Thousands of African American inventors have transformed America. Black inventors have created groundbreaking products for centuries ranging from Lewis Lattimer, who helped construct a commercially viable lightbulb, to Marshall Jones, who pioneered laser use in industrial manufacturing.
Many of these innovative geniuses are unknown today, and it is critical to educate the public about the invaluable contributions of Black inventors.
I’ve written a great deal in recent years about America’s role as the innovation leader of the world – largely because we created a system that defined ideas and invention as the intellectual property of those who created them. Our Founding Fathers enshrined patent protections in the Constitution because they valued innovation and believed individuals should be able to reap the fruits of their labor.
For much of our early history, Black Americans were prevented from taking part in the patent system in the face of slavery and second-class citizenship. Slaves were prevented from obtaining patents and many slave owners and others stole the inventions of worthy Black inventors.
Nevertheless, brave inventors continued to persevere and our groundbreaking patent system provided an opportunity for Black inventors as our nation moved forward.
In 1820, Thomas Jennings became the first African American to obtain a patent – at a time when many blacks were still enslaved in the South. Jennings patented his “dry-scouring” technique that served as a precursor to later dry-cleaning methods. Jennings used the profits from his invention to fund the local abolitionist movement and to fight for civil rights.
After Jennings’ death, Frederick Douglass discussed his impact, arguing the United States Patent Office needed to recognized Jennings as a “citizen of the United States.” In 1868, Martha Jones became the first black woman to obtain a U.S. patent for her “Improvement to the Corn Husker, Sheller.”
Similar stories of Black inventors triumphing over seemingly insurmountable odds have occurred throughout American history. Elijah McCoy was the child of escaped slaves who grew up in poverty before patenting a lubricant allowing train engines to run continuously. McCoy didn’t rest on his laurels but instead filed 56 other patents over his lifetime and even started his own company.

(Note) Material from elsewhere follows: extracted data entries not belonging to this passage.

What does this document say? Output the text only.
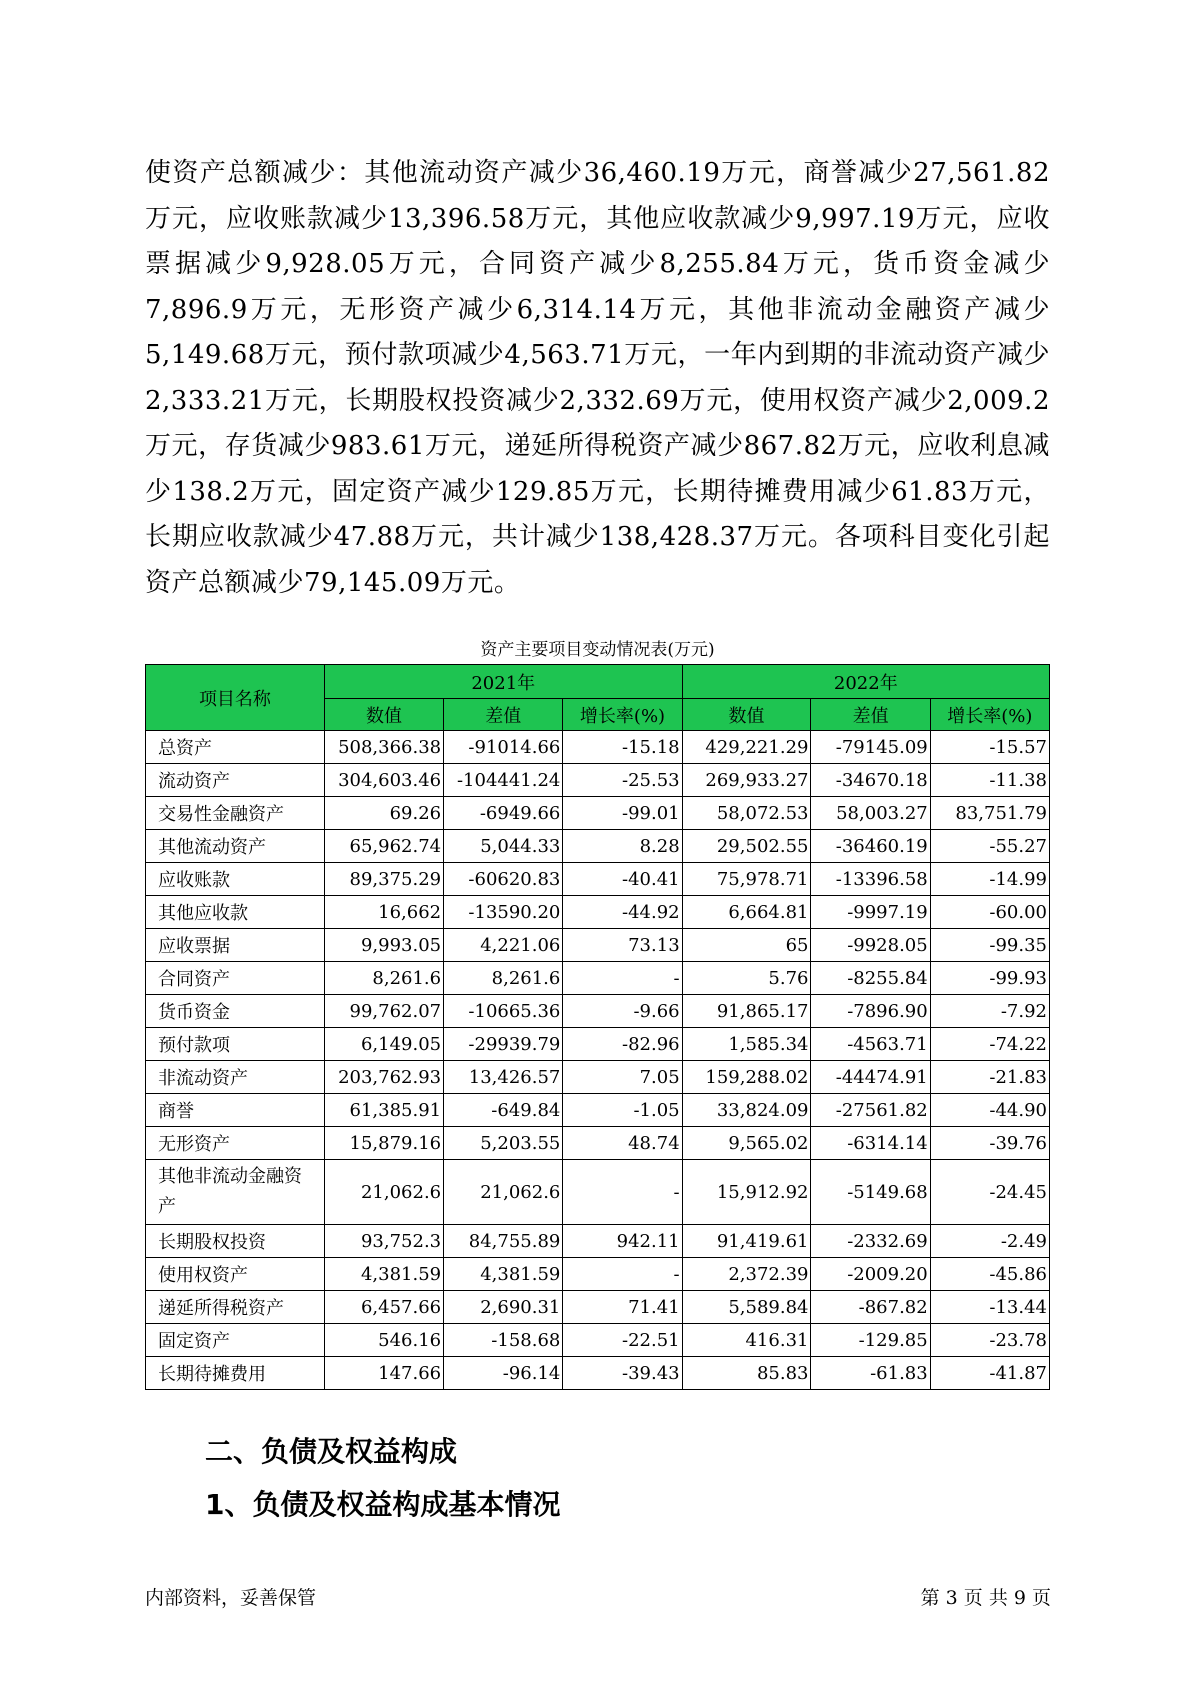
使资产总额减少：其他流动资产减少36,460.19万元，商誉减少27,561.82万元，应收账款减少13,396.58万元，其他应收款减少9,997.19万元，应收票据减少9,928.05万元，合同资产减少8,255.84万元，货币资金减少7,896.9万元，无形资产减少6,314.14万元，其他非流动金融资产减少5,149.68万元，预付款项减少4,563.71万元，一年内到期的非流动资产减少2,333.21万元，长期股权投资减少2,332.69万元，使用权资产减少2,009.2万元，存货减少983.61万元，递延所得税资产减少867.82万元，应收利息减少138.2万元，固定资产减少129.85万元，长期待摊费用减少61.83万元，长期应收款减少47.88万元，共计减少138,428.37万元。各项科目变化引起资产总额减少79,145.09万元。
资产主要项目变动情况表(万元)
项目名称	2021年			2022年		
	数值	差值	增长率(%)	数值	差值	增长率(%)
总资产	508,366.38	-91014.66	-15.18	429,221.29	-79145.09	-15.57
流动资产	304,603.46	-104441.24	-25.53	269,933.27	-34670.18	-11.38
交易性金融资产	69.26	-6949.66	-99.01	58,072.53	58,003.27	83,751.79
其他流动资产	65,962.74	5,044.33	8.28	29,502.55	-36460.19	-55.27
应收账款	89,375.29	-60620.83	-40.41	75,978.71	-13396.58	-14.99
其他应收款	16,662	-13590.20	-44.92	6,664.81	-9997.19	-60.00
应收票据	9,993.05	4,221.06	73.13	65	-9928.05	-99.35
合同资产	8,261.6	8,261.6	-	5.76	-8255.84	-99.93
货币资金	99,762.07	-10665.36	-9.66	91,865.17	-7896.90	-7.92
预付款项	6,149.05	-29939.79	-82.96	1,585.34	-4563.71	-74.22
非流动资产	203,762.93	13,426.57	7.05	159,288.02	-44474.91	-21.83
商誉	61,385.91	-649.84	-1.05	33,824.09	-27561.82	-44.90
无形资产	15,879.16	5,203.55	48.74	9,565.02	-6314.14	-39.76
其他非流动金融资产	21,062.6	21,062.6	-	15,912.92	-5149.68	-24.45
长期股权投资	93,752.3	84,755.89	942.11	91,419.61	-2332.69	-2.49
使用权资产	4,381.59	4,381.59	-	2,372.39	-2009.20	-45.86
递延所得税资产	6,457.66	2,690.31	71.41	5,589.84	-867.82	-13.44
固定资产	546.16	-158.68	-22.51	416.31	-129.85	-23.78
长期待摊费用	147.66	-96.14	-39.43	85.83	-61.83	-41.87
二、负债及权益构成
1、负债及权益构成基本情况
内部资料，妥善保管	第 3 页 共 9 页
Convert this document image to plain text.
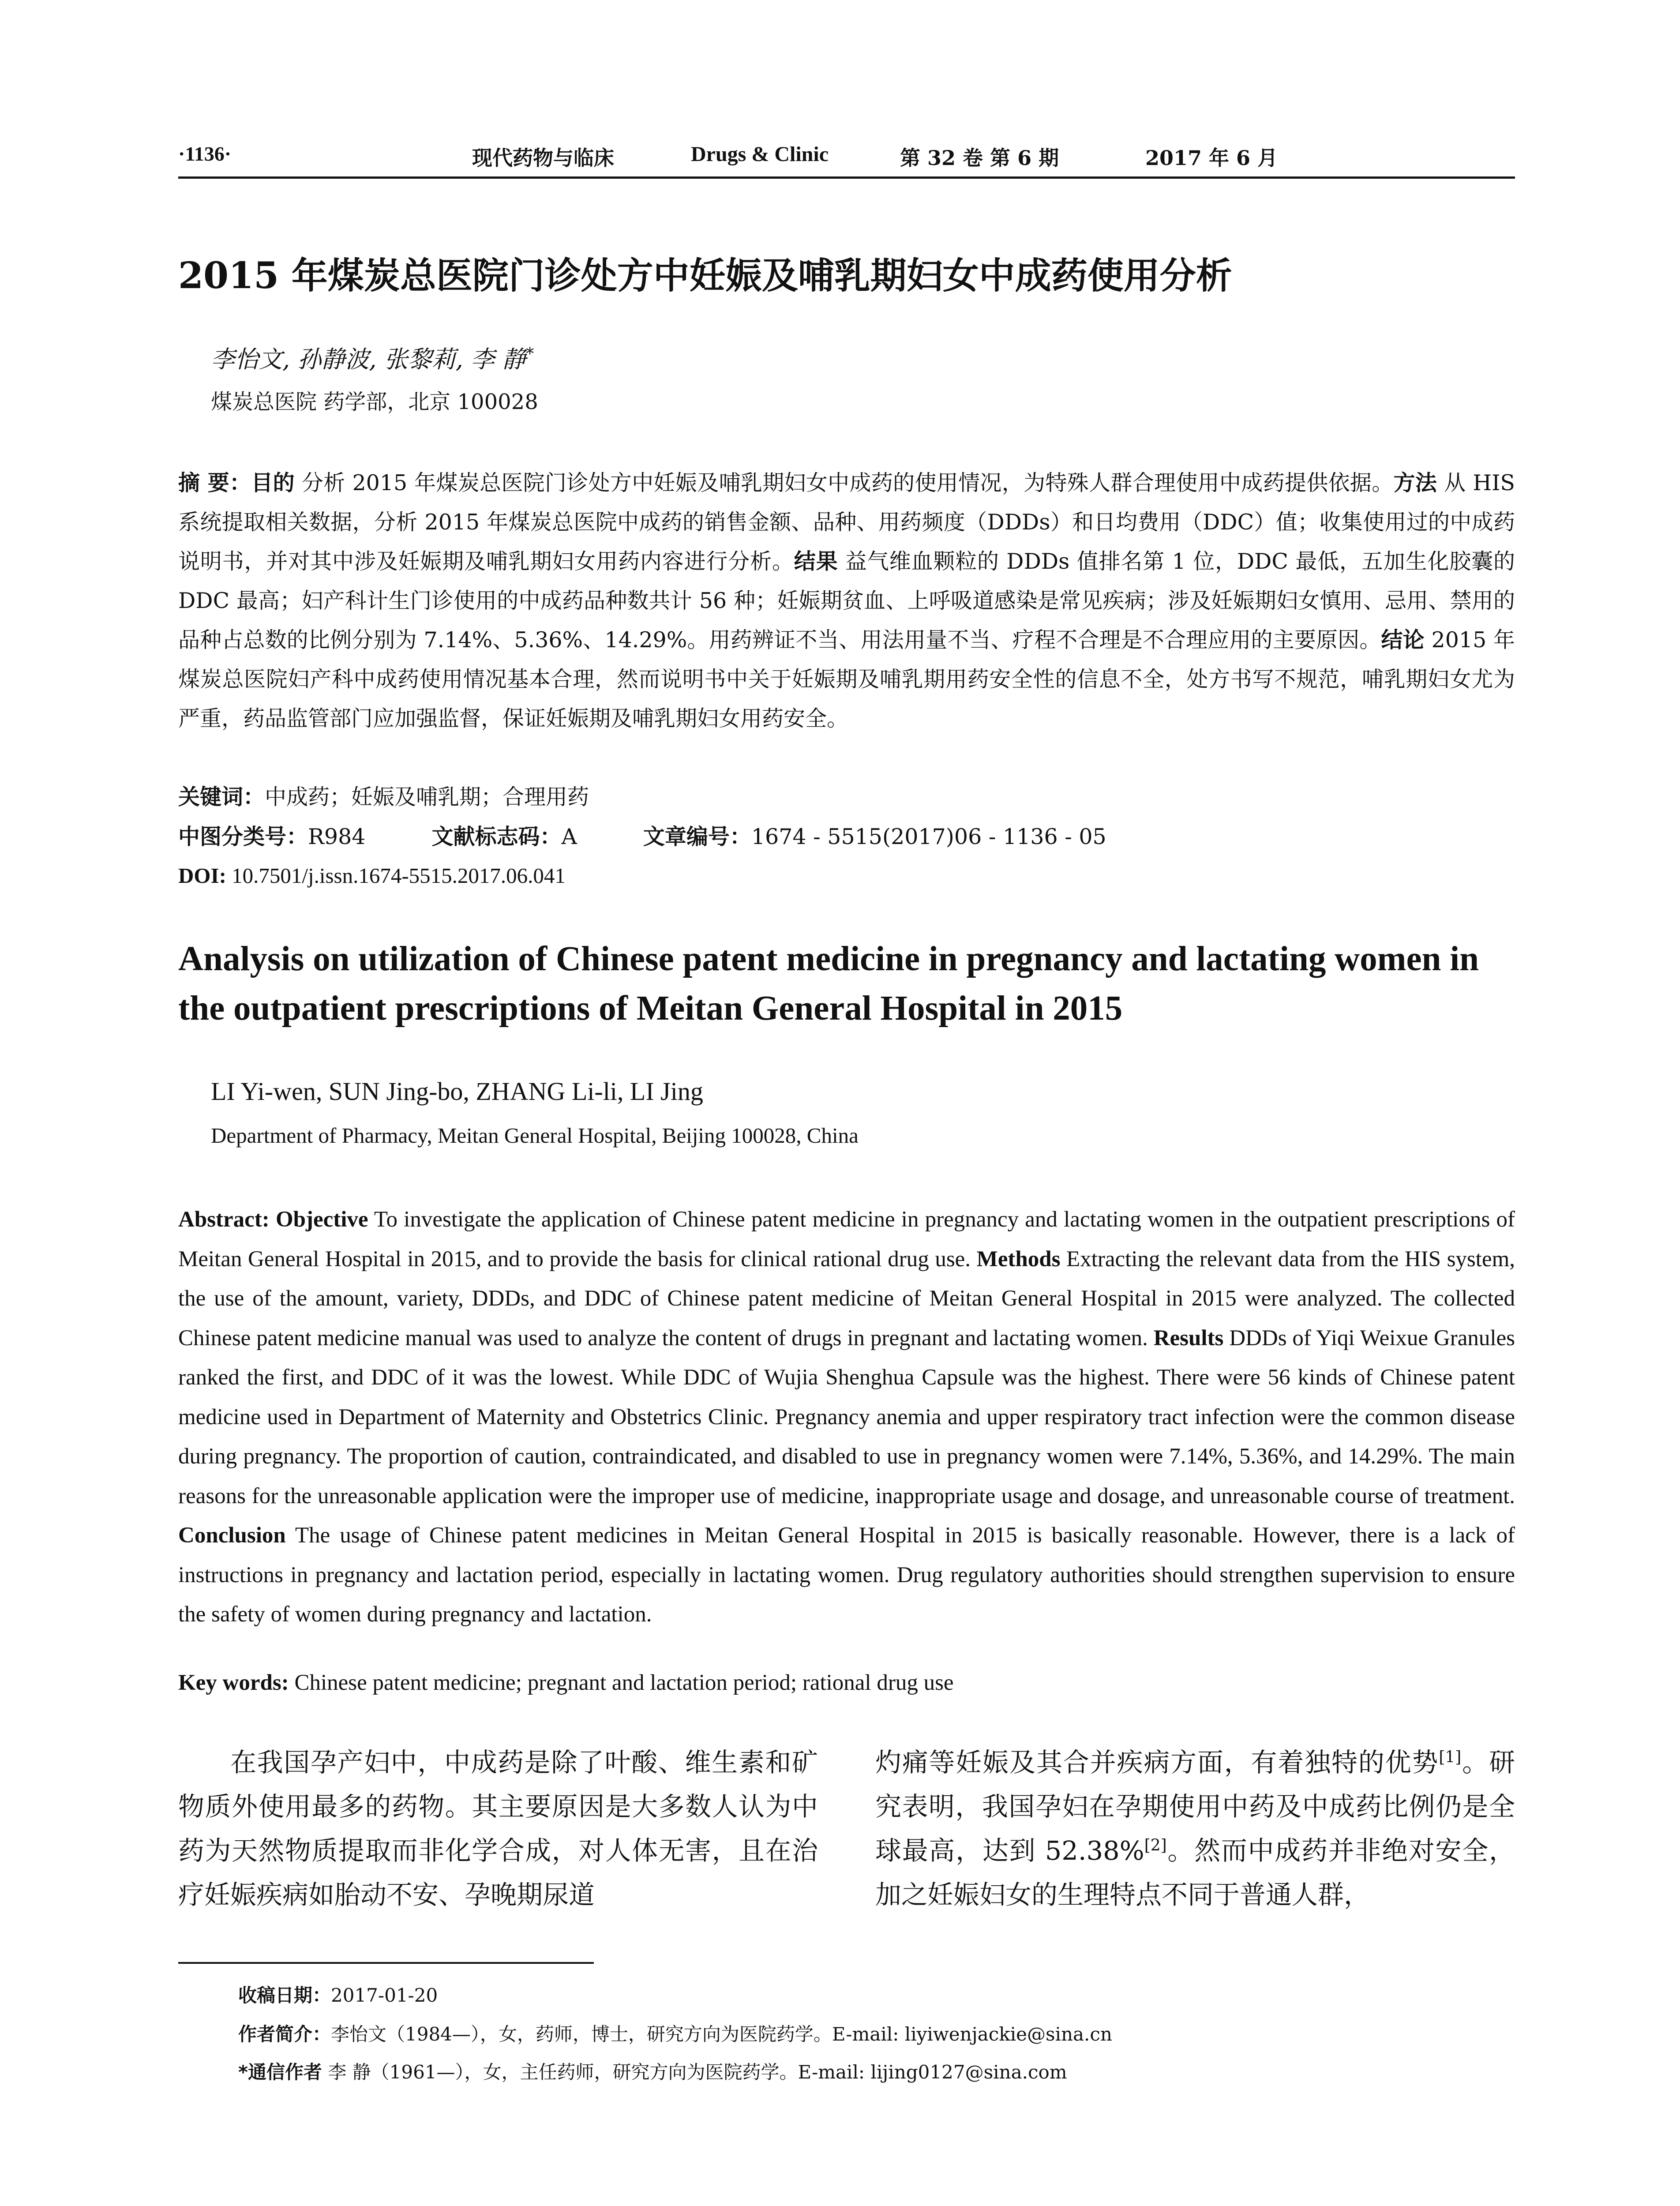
·1136·	现代药物与临床	Drugs & Clinic	第 32 卷 第 6 期	2017 年 6 月
2015 年煤炭总医院门诊处方中妊娠及哺乳期妇女中成药使用分析
李怡文, 孙静波, 张黎莉, 李 静*
煤炭总医院 药学部，北京 100028
摘 要：目的 分析 2015 年煤炭总医院门诊处方中妊娠及哺乳期妇女中成药的使用情况，为特殊人群合理使用中成药提供依据。方法 从 HIS 系统提取相关数据，分析 2015 年煤炭总医院中成药的销售金额、品种、用药频度（DDDs）和日均费用（DDC）值；收集使用过的中成药说明书，并对其中涉及妊娠期及哺乳期妇女用药内容进行分析。结果 益气维血颗粒的 DDDs 值排名第 1 位，DDC 最低，五加生化胶囊的 DDC 最高；妇产科计生门诊使用的中成药品种数共计 56 种；妊娠期贫血、上呼吸道感染是常见疾病；涉及妊娠期妇女慎用、忌用、禁用的品种占总数的比例分别为 7.14%、5.36%、14.29%。用药辨证不当、用法用量不当、疗程不合理是不合理应用的主要原因。结论 2015 年煤炭总医院妇产科中成药使用情况基本合理，然而说明书中关于妊娠期及哺乳期用药安全性的信息不全，处方书写不规范，哺乳期妇女尤为严重，药品监管部门应加强监督，保证妊娠期及哺乳期妇女用药安全。
关键词：中成药；妊娠及哺乳期；合理用药
中图分类号：R984	文献标志码：A	文章编号：1674 - 5515(2017)06 - 1136 - 05
DOI: 10.7501/j.issn.1674-5515.2017.06.041
Analysis on utilization of Chinese patent medicine in pregnancy and lactating women in the outpatient prescriptions of Meitan General Hospital in 2015
LI Yi-wen, SUN Jing-bo, ZHANG Li-li, LI Jing
Department of Pharmacy, Meitan General Hospital, Beijing 100028, China
Abstract: Objective To investigate the application of Chinese patent medicine in pregnancy and lactating women in the outpatient prescriptions of Meitan General Hospital in 2015, and to provide the basis for clinical rational drug use. Methods Extracting the relevant data from the HIS system, the use of the amount, variety, DDDs, and DDC of Chinese patent medicine of Meitan General Hospital in 2015 were analyzed. The collected Chinese patent medicine manual was used to analyze the content of drugs in pregnant and lactating women. Results DDDs of Yiqi Weixue Granules ranked the first, and DDC of it was the lowest. While DDC of Wujia Shenghua Capsule was the highest. There were 56 kinds of Chinese patent medicine used in Department of Maternity and Obstetrics Clinic. Pregnancy anemia and upper respiratory tract infection were the common disease during pregnancy. The proportion of caution, contraindicated, and disabled to use in pregnancy women were 7.14%, 5.36%, and 14.29%. The main reasons for the unreasonable application were the improper use of medicine, inappropriate usage and dosage, and unreasonable course of treatment. Conclusion The usage of Chinese patent medicines in Meitan General Hospital in 2015 is basically reasonable. However, there is a lack of instructions in pregnancy and lactation period, especially in lactating women. Drug regulatory authorities should strengthen supervision to ensure the safety of women during pregnancy and lactation.
Key words: Chinese patent medicine; pregnant and lactation period; rational drug use
在我国孕产妇中，中成药是除了叶酸、维生素和矿物质外使用最多的药物。其主要原因是大多数人认为中药为天然物质提取而非化学合成，对人体无害，且在治疗妊娠疾病如胎动不安、孕晚期尿道
灼痛等妊娠及其合并疾病方面，有着独特的优势[1]。研究表明，我国孕妇在孕期使用中药及中成药比例仍是全球最高，达到 52.38%[2]。然而中成药并非绝对安全，加之妊娠妇女的生理特点不同于普通人群，
收稿日期：2017-01-20
作者简介：李怡文（1984—），女，药师，博士，研究方向为医院药学。E-mail: liyiwenjackie@sina.cn
*通信作者 李 静（1961—），女，主任药师，研究方向为医院药学。E-mail: lijing0127@sina.com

His reputation quickly spread, and when engineers were searching for top-end equipment, they would say they wanted “the real McCoy” because McCoy’s products were the best.
Without a patent system, it is unlikely McCoy would have been acknowledged by society for his achievements. Garrett Morgan, another Black Inventor, invented the gas mask and obtained a wide range of patents for inventions as different as haircare products and a traffic light.
Morgan used his gas mask to save two trapped workers from a collapsed tunnel in Ohio. Unfortunately, the public rejected his heroism because he was black, and he was denied several awards he richly deserved. Racism didn’t stop Morgan from obtaining more patents, and even in a hostile society, he profited from his inventions. In the middle of the Jim Crow era, the power of patents allowed Morgan to live secure, knowing his work was safe from theft.